2010年9月30日木曜日

可食域の拡大

様々な生きものは、モノを食べて生きていますね。

草を食べる動物も、肉を食べる動物もいます。僕は男を食べます。……すみません。いや、今回は純粋にごはんの話です。


ほかの動物と比べて、ヒトの食事の特徴は、調理をするということ。切り刻んだり、皮を剥いだり、湯に通したり、混ぜあわせたり。特にその最も大きい違いは、火を通すということ。

それはすなわち、消化という行為を、自分の身体の中にある胃腸だけに任せずに、自分の外部にある道具などに頼るということ。ある意味で、自分の身体を拡張しているのですね。

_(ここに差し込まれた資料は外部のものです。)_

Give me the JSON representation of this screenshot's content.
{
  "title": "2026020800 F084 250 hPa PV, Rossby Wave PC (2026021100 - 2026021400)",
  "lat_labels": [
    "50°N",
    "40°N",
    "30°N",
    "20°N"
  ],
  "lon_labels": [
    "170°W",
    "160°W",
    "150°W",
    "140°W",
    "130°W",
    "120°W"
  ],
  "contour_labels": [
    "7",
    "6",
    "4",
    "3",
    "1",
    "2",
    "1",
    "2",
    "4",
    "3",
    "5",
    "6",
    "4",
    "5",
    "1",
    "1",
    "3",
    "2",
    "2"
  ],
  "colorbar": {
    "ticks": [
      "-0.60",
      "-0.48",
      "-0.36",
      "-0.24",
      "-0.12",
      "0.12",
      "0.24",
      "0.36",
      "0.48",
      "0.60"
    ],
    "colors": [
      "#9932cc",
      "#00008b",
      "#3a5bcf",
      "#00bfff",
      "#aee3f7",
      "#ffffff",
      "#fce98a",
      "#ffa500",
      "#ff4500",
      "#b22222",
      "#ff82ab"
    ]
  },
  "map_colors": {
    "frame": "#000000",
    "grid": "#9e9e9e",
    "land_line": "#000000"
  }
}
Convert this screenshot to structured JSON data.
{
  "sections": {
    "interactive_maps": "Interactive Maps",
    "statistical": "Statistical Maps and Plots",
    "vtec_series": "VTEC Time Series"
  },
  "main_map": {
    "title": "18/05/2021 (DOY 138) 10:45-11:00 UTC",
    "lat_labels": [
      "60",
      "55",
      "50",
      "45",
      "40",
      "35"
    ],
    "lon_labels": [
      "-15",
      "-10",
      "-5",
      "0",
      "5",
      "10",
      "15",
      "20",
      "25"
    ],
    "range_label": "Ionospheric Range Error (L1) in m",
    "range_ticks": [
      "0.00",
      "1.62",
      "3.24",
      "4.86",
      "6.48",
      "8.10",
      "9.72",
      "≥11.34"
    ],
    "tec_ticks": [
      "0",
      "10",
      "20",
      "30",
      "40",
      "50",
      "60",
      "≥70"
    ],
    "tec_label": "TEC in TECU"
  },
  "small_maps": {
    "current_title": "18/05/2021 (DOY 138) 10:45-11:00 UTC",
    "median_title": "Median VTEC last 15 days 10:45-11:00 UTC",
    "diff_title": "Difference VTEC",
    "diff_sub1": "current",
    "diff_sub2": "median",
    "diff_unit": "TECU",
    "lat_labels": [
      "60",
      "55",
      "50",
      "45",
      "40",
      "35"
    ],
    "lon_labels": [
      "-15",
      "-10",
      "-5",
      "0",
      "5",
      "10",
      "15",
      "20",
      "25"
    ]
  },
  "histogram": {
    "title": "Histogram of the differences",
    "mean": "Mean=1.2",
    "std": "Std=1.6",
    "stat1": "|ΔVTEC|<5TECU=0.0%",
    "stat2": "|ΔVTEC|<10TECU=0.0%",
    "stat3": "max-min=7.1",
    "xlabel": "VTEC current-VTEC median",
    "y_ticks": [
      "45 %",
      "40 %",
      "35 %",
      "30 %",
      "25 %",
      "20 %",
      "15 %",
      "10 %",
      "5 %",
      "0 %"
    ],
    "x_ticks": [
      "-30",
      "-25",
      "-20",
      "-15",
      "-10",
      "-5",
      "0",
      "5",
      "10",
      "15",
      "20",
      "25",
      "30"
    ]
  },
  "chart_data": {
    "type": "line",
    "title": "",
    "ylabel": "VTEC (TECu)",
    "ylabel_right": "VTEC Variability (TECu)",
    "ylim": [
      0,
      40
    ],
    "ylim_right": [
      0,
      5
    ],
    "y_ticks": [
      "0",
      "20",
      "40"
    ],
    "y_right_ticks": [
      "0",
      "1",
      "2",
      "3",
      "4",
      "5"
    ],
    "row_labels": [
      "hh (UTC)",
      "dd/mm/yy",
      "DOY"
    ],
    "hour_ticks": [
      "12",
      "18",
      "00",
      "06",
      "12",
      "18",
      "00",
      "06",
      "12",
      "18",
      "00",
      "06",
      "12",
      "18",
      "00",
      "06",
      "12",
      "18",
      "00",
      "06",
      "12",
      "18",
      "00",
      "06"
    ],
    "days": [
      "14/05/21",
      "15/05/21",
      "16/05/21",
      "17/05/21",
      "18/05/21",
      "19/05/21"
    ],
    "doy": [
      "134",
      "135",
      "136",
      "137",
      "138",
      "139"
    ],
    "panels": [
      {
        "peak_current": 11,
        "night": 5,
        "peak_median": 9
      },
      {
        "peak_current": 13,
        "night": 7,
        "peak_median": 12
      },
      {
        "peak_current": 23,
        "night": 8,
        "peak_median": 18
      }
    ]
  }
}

自分の胃腸だけでは消化できぬものを食するために、身体を拡張する。自分の消化手段を拡大することで、可食域を広げている。

可食域の拡大は、文化として行われているという側面もあります。

周囲と食の感覚を共有する、価値観を同じくするという行為が、可食域を広げている。

本能的に食べられると感じて、僕たちは生魚や納豆に手を出すわけじゃないんですね。生まれて以来、僕たちが本能的に食べられると感じて、食べたものってなんでしょう。

たぶん、共通するのは母乳ですよね。

けれど、僕たちは本能的にいろいろなものを食べるわけじゃないと思います。周囲から「これは食べられる」「これは美味しい」と教えられて、食の文化を共有して、その結果、いま様々なものを食べているんですね。

日本の食の文化が豊富なのは、この「可食域を拡大する」のを得意とした文化があったからなのかなあと僕は考えています。

自分の身体を拡張するのは、すなわち技術。ものづくりの国と呼ばれた日本の得意とするところ。

「ねえこれ美味しい」「食べて見なよ」「あっ意外と行ける」「こうしたらもっと美味しいんじゃない」。

日本人は、周囲と価値観を共有するのも、外部からなにかをとりいれて育てちゃうのも、結構得意なイメージがあります。

日本のカレーうまいよね。カツカレーとか納豆カレーとか、これだけ根付いちゃうのは結構すごいと思うのです。